Gardens and grounds
Formal Victorian garden
Since 2012 our Victorian garden has been undergoing subtle changes in line with our gardens conservation plan.
Two huge monkey puzzle trees that dominated the garden were removed in winter 2012 and smaller specimens have been planted, to be in keeping with the scale of the garden. Plus our new conservatory was officially opened in May 2013. Come and see what a blooming success it is.
Functional walled garden
Our walled garden was reinstated around 2003 with the aim of encouraging our visitors to grow their own.
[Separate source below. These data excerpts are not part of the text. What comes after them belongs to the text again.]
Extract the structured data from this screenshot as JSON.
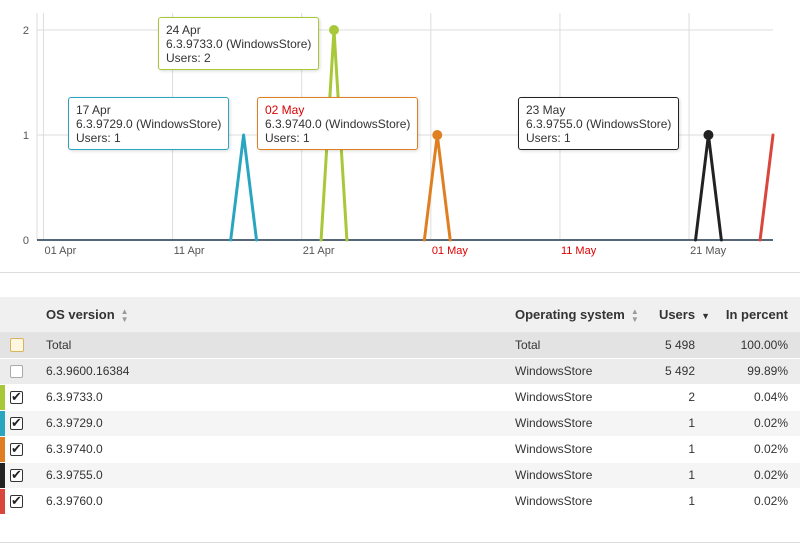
{
  "chart_data": {
    "type": "line",
    "x_ticks": [
      {
        "label": "01 Apr",
        "day": 0,
        "weekend": false
      },
      {
        "label": "11 Apr",
        "day": 10,
        "weekend": false
      },
      {
        "label": "21 Apr",
        "day": 20,
        "weekend": false
      },
      {
        "label": "01 May",
        "day": 30,
        "weekend": true
      },
      {
        "label": "11 May",
        "day": 40,
        "weekend": true
      },
      {
        "label": "21 May",
        "day": 50,
        "weekend": false
      }
    ],
    "y_ticks": [
      "0",
      "1",
      "2"
    ],
    "ylim": [
      0,
      2
    ],
    "xlim": [
      -0.5,
      56.5
    ],
    "grid": true,
    "series": [
      {
        "color": "#2aa5c0",
        "points": [
          [
            14.5,
            0
          ],
          [
            15.5,
            1
          ],
          [
            16.5,
            0
          ]
        ]
      },
      {
        "color": "#a8c83a",
        "points": [
          [
            21.5,
            0
          ],
          [
            22.5,
            2
          ],
          [
            23.5,
            0
          ]
        ]
      },
      {
        "color": "#e07f22",
        "points": [
          [
            29.5,
            0
          ],
          [
            30.5,
            1
          ],
          [
            31.5,
            0
          ]
        ]
      },
      {
        "color": "#222222",
        "points": [
          [
            50.5,
            0
          ],
          [
            51.5,
            1
          ],
          [
            52.5,
            0
          ]
        ]
      },
      {
        "color": "#d9463c",
        "points": [
          [
            55.5,
            0
          ],
          [
            56.5,
            1
          ]
        ]
      }
    ],
    "markers": [
      {
        "day": 22.5,
        "value": 2,
        "color": "#a8c83a"
      },
      {
        "day": 30.5,
        "value": 1,
        "color": "#e07f22"
      },
      {
        "day": 51.5,
        "value": 1,
        "color": "#222222"
      }
    ],
    "tooltips": [
      {
        "date": "17 Apr",
        "version": "6.3.9729.0 (WindowsStore)",
        "users": "Users: 1",
        "border": "#2aa5c0",
        "weekend": false
      },
      {
        "date": "24 Apr",
        "version": "6.3.9733.0 (WindowsStore)",
        "users": "Users: 2",
        "border": "#a8c83a",
        "weekend": false
      },
      {
        "date": "02 May",
        "version": "6.3.9740.0 (WindowsStore)",
        "users": "Users: 1",
        "border": "#e07f22",
        "weekend": true
      },
      {
        "date": "23 May",
        "version": "6.3.9755.0 (WindowsStore)",
        "users": "Users: 1",
        "border": "#222222",
        "weekend": false
      }
    ]
  },
  "table": {
    "headers": {
      "os_version": "OS version",
      "operating_system": "Operating system",
      "users": "Users",
      "percent": "In percent"
    },
    "rows": [
      {
        "os": "Total",
        "system": "Total",
        "users": "5 498",
        "percent": "100.00%"
      },
      {
        "os": "6.3.9600.16384",
        "system": "WindowsStore",
        "users": "5 492",
        "percent": "99.89%"
      },
      {
        "os": "6.3.9733.0",
        "system": "WindowsStore",
        "users": "2",
        "percent": "0.04%",
        "color": "#a8c83a"
      },
      {
        "os": "6.3.9729.0",
        "system": "WindowsStore",
        "users": "1",
        "percent": "0.02%",
        "color": "#2aa5c0"
      },
      {
        "os": "6.3.9740.0",
        "system": "WindowsStore",
        "users": "1",
        "percent": "0.02%",
        "color": "#e07f22"
      },
      {
        "os": "6.3.9755.0",
        "system": "WindowsStore",
        "users": "1",
        "percent": "0.02%",
        "color": "#222222"
      },
      {
        "os": "6.3.9760.0",
        "system": "WindowsStore",
        "users": "1",
        "percent": "0.02%",
        "color": "#d9463c"
      }
    ]
  }
}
The garden now provides fruit and vegetables for the tea-room and flowers for displays in the house.
The garden team work through the year sowing seeds, nurturing the plant's growth, feeding the soil and harvesting the produce.
As was recorded in the wishes of Rosalie Chichester, who left the 2,700 acre estate to us in 1949, the grounds remains home to Jacob sheep, Red Devon cattle, Shetland ponies and wild deer.
Rosalie was inspired by the nature reserves she'd seen on her world travels, and wished to create a similar habitat here.
Our garden team don't just look after the formal parts of the garden, they also care for the approximately 30 acres of grounds around the house and carriage museum.
In the past three years the team have been developing the spring colour in the grounds by planting over 40,000 new bulbs of snowdrops, camassias and bluebells.
Our top five jobs for October
- Cut pumpkins and winter squashes. "Cure" the fruits by leaving them in the sun for their skins to harden and the flesh inside to ripen.
- Plant new trees, hardy shrubs and perennials.
- Plant garlic, onions, rhubarb and bare-root fruit bushes such as currants and gooseberries
- Plant spring-flowering bulbs
- Cover autumn salads and Oriental leaves with cloches or fleece if there is a danger of night frosts.